Hey hey…
Hope you are doing well so far. 🙂
So recently I have been doing some fancy little thingies regarding my PC personal setup and a homelab.
One of these thingies was to finally implement a proper backup strategy that isn’t: “Hey, I have a hard drive; let me put things whenever on it…”
On that journey, I have learned an interesting thing or two and wanted to share that with whoever is actually reading this. 😄
So yeah… Here. We. Go.
In general: Having multiple copies of your data is a good thing. Before you go out and buy 100 hard drives to store these in your closet: Hold your horses.
You should also think about where you actually put your backups physically.
There’s always the possibility of something happening in your home:
To give you some examples.
Of course, you can’t have a data center everywhere like those cloud providers - so what is the middle ground?
A good rule of thumb is the so-called “3-2-1” rule.
So an implementation of this could be done with, say 2 HDDs and one SSD with one of the hard drives being stored at a friend’s place.
The cool thing is that this general rule-of-thumb can be expanded pretty easily.
For example, you can expand on one more copy of your data to improve redundancy, one more backup medium type to lessen the average failure rates of your storage medium, or one more storage location to improve geo-redundancy.
Each of these increases comes with the inherent cost of additional time spent on maintenance or inherent cost. Therefore, you need to weigh in each factor accordingly.
As mentioned with each factor added towards our basic 3-2-1 rule, either effort or general cost increases. So let’s maybe look into that in a bit more detail. (without making it too precise and outdated like in a week after publishing this…)
Regarding the “having X copies of your data” rule; that gets relatively simple. With each copy, ideally, you want to have that on different storage devices, the amount of necessary storage space increases. That increases inherent cost, which scales roughly linearly, depending on the storage type you get. Also, effort increases due to the necessity of duplicating your data. In theory, one could put the different backups in different NASes, but this would also a) pose an inherent security risk due to possible unregulated access and b) degrade the backup disks quicker; in turn causing more drive failures.
When looking at the different storage types, that gets a lot more complex: There are around 10 types of storage mediums, that one could realistically choose from and not critically overpay as well (sorry floppy disks and other legacy media…)

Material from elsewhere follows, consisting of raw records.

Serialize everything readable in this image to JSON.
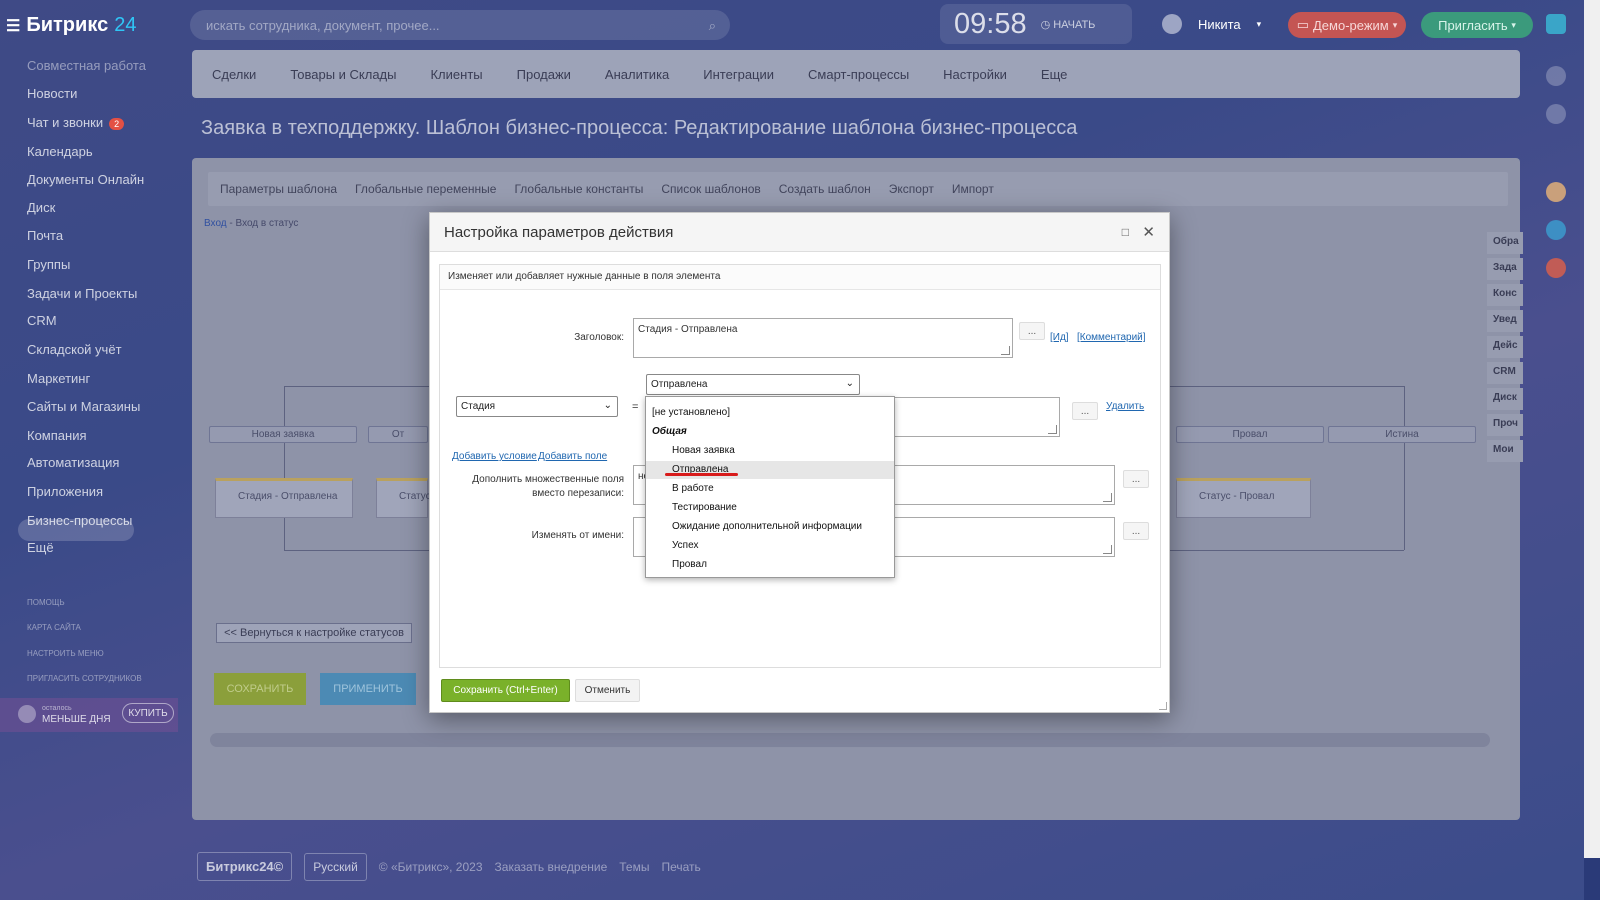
{
  "header": {
    "logo_text": "Битрикс",
    "logo_num": "24",
    "search_placeholder": "искать сотрудника, документ, прочее...",
    "time": "09:58",
    "start_label": "НАЧАТЬ",
    "user_name": "Никита",
    "demo_label": "Демо-режим",
    "invite_label": "Пригласить"
  },
  "sidebar": {
    "group_title": "Совместная работа",
    "items": [
      "Новости",
      "Чат и звонки",
      "Календарь",
      "Документы Онлайн",
      "Диск",
      "Почта",
      "Группы",
      "Задачи и Проекты",
      "CRM",
      "Складской учёт",
      "Маркетинг",
      "Сайты и Магазины",
      "Компания",
      "Автоматизация",
      "Приложения",
      "Бизнес-процессы",
      "Ещё"
    ],
    "chat_badge": "2",
    "small_links": [
      "ПОМОЩЬ",
      "КАРТА САЙТА",
      "НАСТРОИТЬ МЕНЮ",
      "ПРИГЛАСИТЬ СОТРУДНИКОВ"
    ],
    "trial_small": "осталось",
    "trial_text": "МЕНЬШЕ ДНЯ",
    "buy_label": "КУПИТЬ"
  },
  "nav": [
    "Сделки",
    "Товары и Склады",
    "Клиенты",
    "Продажи",
    "Аналитика",
    "Интеграции",
    "Смарт-процессы",
    "Настройки",
    "Еще"
  ],
  "page_title": "Заявка в техподдержку. Шаблон бизнес-процесса: Редактирование шаблона бизнес-процесса",
  "toolbar": [
    "Параметры шаблона",
    "Глобальные переменные",
    "Глобальные константы",
    "Список шаблонов",
    "Создать шаблон",
    "Экспорт",
    "Импорт"
  ],
  "breadcrumb": {
    "link": "Вход",
    "sep": " - ",
    "current": "Вход в статус"
  },
  "diagram": {
    "states": [
      "Новая заявка",
      "От",
      "Провал",
      "Истина"
    ],
    "actions": [
      "Стадия - Отправлена",
      "Статус",
      "Статус - Провал"
    ]
  },
  "right_list": [
    "Обра",
    "Зада",
    "Конс",
    "Увед",
    "Дейс",
    "CRM",
    "Диск",
    "Проч",
    "Мои"
  ],
  "back_button": "<< Вернуться к настройке статусов",
  "save_bg": "СОХРАНИТЬ",
  "apply_bg": "ПРИМЕНИТЬ",
  "footer": {
    "logo": "Битрикс24©",
    "lang": "Русский",
    "copyright": "© «Битрикс», 2023",
    "order": "Заказать внедрение",
    "themes": "Темы",
    "print": "Печать"
  },
  "modal": {
    "title": "Настройка параметров действия",
    "description": "Изменяет или добавляет нужные данные в поля элемента",
    "title_label": "Заголовок:",
    "title_value": "Стадия - Отправлена",
    "dots": "...",
    "link_id": "[Ид]",
    "link_comment": "[Комментарий]",
    "field_select": "Стадия",
    "value_select": "Отправлена",
    "eq": "=",
    "delete_link": "Удалить",
    "add_condition": "Добавить условие",
    "add_field": "Добавить поле",
    "multi_label": "Дополнить множественные поля вместо перезаписи:",
    "multi_value": "не",
    "from_label": "Изменять от имени:",
    "save_btn": "Сохранить (Ctrl+Enter)",
    "cancel_btn": "Отменить"
  },
  "dropdown": {
    "options": [
      "[не установлено]",
      "Общая",
      "Новая заявка",
      "Отправлена",
      "В работе",
      "Тестирование",
      "Ожидание дополнительной информации",
      "Успех",
      "Провал"
    ],
    "highlighted": "Отправлена"
  }
}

They are categorized into four main types:
Flash Storage
Magnetic Storage
Optical Storage
Storage Medium | Advantages | Disadvantages |
---|---|---|
SSD (Solid State Drives) | - High speed and reliability. - No moving parts, less prone to mechanical failure. |
- Expensive per GB. - Limited write endurance. - Data can degrade over time without power. |
SD-Cards | - Portable and widely available. - Compact size for easy storage. |
- Not designed for long-term storage. - Prone to data corruption. - Limited durability. |
CF-Cards | - Durable and commonly used in professional cameras. - Moderate capacity options. |
- High cost per GB. - Not optimized for long-term archival. |
USB-Drives | - Portable and affordable. - Easy to use and widely supported. |
- Unreliable for long-term storage. - Limited write endurance. |
eMMC Storage | - Common in embedded systems. - Compact and integrated. |
- Not user-replaceable. - Limited lifespan for archival purposes. |
HDDs (Hard Disk Drives) | - Cost-effective for large capacities. - Widely supported and replaceable. |
- Susceptible to mechanical failure. - Magnetic data degrades over years. |
LTO Tapes | - Extremely long lifespan (20–30 years). - High capacity and cost-effective for large archives. |
- Requires specialized hardware. - Slow read/write speeds compared to modern storage. |
CDs/DVDs | - Inexpensive and widely available. - Easy to distribute. |
- Limited capacity. - Prone to physical damage and degradation (10–20 years lifespan). |
BluRays | - Higher capacity than DVDs. - Better longevity (20–50 years, depending on quality). |
- Expensive compared to DVDs. - Requires specific hardware. |
MDisc | - Designed for archival storage (1000+ years lifespan). - Resistant to environmental degradation. |
- High cost per disc. - Requires compatible drives for writing. |
This is also not mentioning data storage capabilities, accessible via the cloud, from the likes of Google, AWS, and so on. which is number four in that list… I didn’t want to directly compare that with the other types of storage media, because this one is, in contrast, not self-managed and comes with its own set of challenges and opportunities. More on that in Cloud Providers.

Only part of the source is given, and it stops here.